Plus I like the way it looks when I leave the boiler door open to burn out the creosote after a warm spell.
The reason I am using 8 inch is because the two sections of pipe were free.. But man did they bend me over when I bought that stainless steel cap.. Wow. they could have at least used some sort of LUBE. LOL


----------



## beerman6 (Jan 4, 2009)

lol...


----------



## windthrown (Jan 4, 2009)

The CB 4436 that we had did not come with a raincap/sparc screen. The dealer said that the ones they had then sucked and did not advise getting one. I used a 5 gallon bucket over it in summer for 2 years. Then 2 years ago I got a replacement controller from the dealer (for free, he extended the one year warantee on it) and said they they (Central Boiler) had a better/newer rain cap/sparc arrester so we bought one and put it on. It worked good, but the sparc screen burns out pretty fast with any flames coming out the top. The rain cap is still working fine on it though. That place gets about 8 feet of rain a year. So a minor amount of heat saved.
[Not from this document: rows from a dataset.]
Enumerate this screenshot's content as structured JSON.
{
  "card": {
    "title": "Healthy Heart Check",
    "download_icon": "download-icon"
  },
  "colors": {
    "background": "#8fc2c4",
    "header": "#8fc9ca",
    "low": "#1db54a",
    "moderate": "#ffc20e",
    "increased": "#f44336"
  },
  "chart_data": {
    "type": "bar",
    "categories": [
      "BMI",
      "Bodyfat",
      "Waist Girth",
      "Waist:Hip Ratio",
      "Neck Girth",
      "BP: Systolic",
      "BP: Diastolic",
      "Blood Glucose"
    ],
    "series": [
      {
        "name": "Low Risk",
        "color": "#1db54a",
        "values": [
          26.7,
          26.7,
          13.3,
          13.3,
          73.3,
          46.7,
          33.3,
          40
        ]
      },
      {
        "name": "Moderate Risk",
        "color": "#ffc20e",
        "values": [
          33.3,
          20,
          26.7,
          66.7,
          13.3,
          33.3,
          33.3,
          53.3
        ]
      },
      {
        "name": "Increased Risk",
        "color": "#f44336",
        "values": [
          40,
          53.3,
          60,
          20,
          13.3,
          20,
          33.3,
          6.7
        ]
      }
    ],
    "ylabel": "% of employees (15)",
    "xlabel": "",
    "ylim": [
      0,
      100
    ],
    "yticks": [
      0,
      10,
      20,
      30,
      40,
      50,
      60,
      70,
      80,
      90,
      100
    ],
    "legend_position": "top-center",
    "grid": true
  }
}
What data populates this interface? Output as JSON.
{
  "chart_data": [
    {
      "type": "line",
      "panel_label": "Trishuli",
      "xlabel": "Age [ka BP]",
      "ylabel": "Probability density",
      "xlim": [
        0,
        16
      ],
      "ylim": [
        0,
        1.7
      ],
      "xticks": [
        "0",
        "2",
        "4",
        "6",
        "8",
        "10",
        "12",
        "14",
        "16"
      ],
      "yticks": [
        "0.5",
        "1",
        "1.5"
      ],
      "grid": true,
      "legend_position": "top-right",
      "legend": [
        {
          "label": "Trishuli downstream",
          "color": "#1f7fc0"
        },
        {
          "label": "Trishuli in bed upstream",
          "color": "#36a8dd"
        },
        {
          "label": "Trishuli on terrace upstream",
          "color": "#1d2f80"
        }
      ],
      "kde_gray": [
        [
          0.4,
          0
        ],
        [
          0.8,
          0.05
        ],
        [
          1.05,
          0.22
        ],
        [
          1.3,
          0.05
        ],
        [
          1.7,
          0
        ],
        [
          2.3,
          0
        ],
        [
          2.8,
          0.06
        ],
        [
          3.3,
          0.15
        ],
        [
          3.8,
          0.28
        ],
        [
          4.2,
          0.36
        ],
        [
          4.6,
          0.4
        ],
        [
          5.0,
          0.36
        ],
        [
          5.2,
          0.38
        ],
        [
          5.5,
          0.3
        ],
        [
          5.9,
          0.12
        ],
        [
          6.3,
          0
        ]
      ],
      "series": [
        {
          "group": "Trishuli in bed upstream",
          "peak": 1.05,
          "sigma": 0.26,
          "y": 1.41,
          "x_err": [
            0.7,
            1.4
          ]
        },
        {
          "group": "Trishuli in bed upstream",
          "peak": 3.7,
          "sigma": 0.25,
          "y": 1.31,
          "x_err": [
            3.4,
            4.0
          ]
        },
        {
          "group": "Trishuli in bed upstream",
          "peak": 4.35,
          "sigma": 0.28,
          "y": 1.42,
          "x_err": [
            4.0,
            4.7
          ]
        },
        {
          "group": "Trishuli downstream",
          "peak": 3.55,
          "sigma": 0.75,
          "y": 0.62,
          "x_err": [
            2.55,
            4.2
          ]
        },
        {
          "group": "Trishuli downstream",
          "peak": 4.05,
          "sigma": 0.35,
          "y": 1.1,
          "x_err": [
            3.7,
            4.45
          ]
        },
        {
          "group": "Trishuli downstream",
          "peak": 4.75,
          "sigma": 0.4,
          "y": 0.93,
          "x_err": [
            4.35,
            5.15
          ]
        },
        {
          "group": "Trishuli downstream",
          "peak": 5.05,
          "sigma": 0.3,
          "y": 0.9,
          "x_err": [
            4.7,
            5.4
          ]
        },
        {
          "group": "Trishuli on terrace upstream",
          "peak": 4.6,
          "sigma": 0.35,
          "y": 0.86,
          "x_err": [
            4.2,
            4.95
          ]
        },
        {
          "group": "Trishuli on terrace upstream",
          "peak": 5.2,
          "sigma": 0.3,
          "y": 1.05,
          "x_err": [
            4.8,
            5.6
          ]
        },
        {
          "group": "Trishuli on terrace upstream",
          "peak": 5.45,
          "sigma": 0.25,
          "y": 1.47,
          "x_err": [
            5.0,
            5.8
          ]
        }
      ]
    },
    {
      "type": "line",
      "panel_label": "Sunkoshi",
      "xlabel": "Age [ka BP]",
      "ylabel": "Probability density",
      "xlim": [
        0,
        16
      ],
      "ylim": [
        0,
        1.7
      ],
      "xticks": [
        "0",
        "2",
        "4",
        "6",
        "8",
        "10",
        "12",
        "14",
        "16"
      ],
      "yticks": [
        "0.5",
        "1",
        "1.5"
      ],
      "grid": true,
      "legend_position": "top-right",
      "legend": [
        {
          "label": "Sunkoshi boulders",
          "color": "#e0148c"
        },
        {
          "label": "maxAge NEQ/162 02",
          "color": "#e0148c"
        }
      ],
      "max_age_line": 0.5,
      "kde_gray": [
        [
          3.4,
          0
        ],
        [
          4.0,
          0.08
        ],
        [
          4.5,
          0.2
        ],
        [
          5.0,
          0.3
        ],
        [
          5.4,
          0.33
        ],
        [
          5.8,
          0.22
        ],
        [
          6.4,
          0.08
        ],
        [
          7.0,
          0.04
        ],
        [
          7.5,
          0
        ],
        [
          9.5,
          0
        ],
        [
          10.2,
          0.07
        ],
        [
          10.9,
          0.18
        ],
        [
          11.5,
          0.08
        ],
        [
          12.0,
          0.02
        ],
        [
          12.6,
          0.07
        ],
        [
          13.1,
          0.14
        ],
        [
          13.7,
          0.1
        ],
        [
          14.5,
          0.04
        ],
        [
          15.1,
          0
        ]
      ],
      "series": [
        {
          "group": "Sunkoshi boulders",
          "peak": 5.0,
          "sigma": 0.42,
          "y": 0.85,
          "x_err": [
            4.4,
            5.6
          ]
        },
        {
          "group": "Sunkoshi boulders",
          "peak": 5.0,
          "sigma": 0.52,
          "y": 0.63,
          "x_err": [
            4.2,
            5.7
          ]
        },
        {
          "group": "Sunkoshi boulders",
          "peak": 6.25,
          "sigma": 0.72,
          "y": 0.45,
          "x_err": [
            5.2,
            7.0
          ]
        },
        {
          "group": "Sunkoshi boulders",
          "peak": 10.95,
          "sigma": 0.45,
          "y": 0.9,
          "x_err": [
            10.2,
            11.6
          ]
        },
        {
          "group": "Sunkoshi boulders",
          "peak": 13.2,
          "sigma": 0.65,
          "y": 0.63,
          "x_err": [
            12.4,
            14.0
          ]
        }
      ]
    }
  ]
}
Also easier to shut it down in summer, no need to put the 5 gallon plastic bucket over it any more.


----------



## Slick (Jan 4, 2009)

Yeah these things are more expensive than I thought they would be...anyone got any pictures of ones they are or have used?


----------



## Laird (Jan 5, 2009)

Here is what I use. It is stainless and has a piece inside you can't see in the pic that covers the opening for rain protection.

I have never figured out how to add a pic to the body of my post and have to do it as an attachment. If anyone can help out I would appreciate it.


----------



## November Wolf (Jan 5, 2009)

Laird said:


> Here is what I use. It is stainless and has a piece inside you can't see in the pic that covers the opening for rain protection.
> 
> I have never figured out how to add a pic to the body of my post and have to do it as an attachment. If anyone can help out I would appreciate it.




Here you go.

http://www.arboristsite.com/showthread.php?t=65204


----------



## Laird (Jan 5, 2009)

Thank you!


----------



## Hawken (Jan 5, 2009)

I just put one on two weeks ago. I ran my stove three weeks before that without. I do not see a problem with draft or build up. I have seen some sparks shooting out a few times and thought better safe than sorry.


----------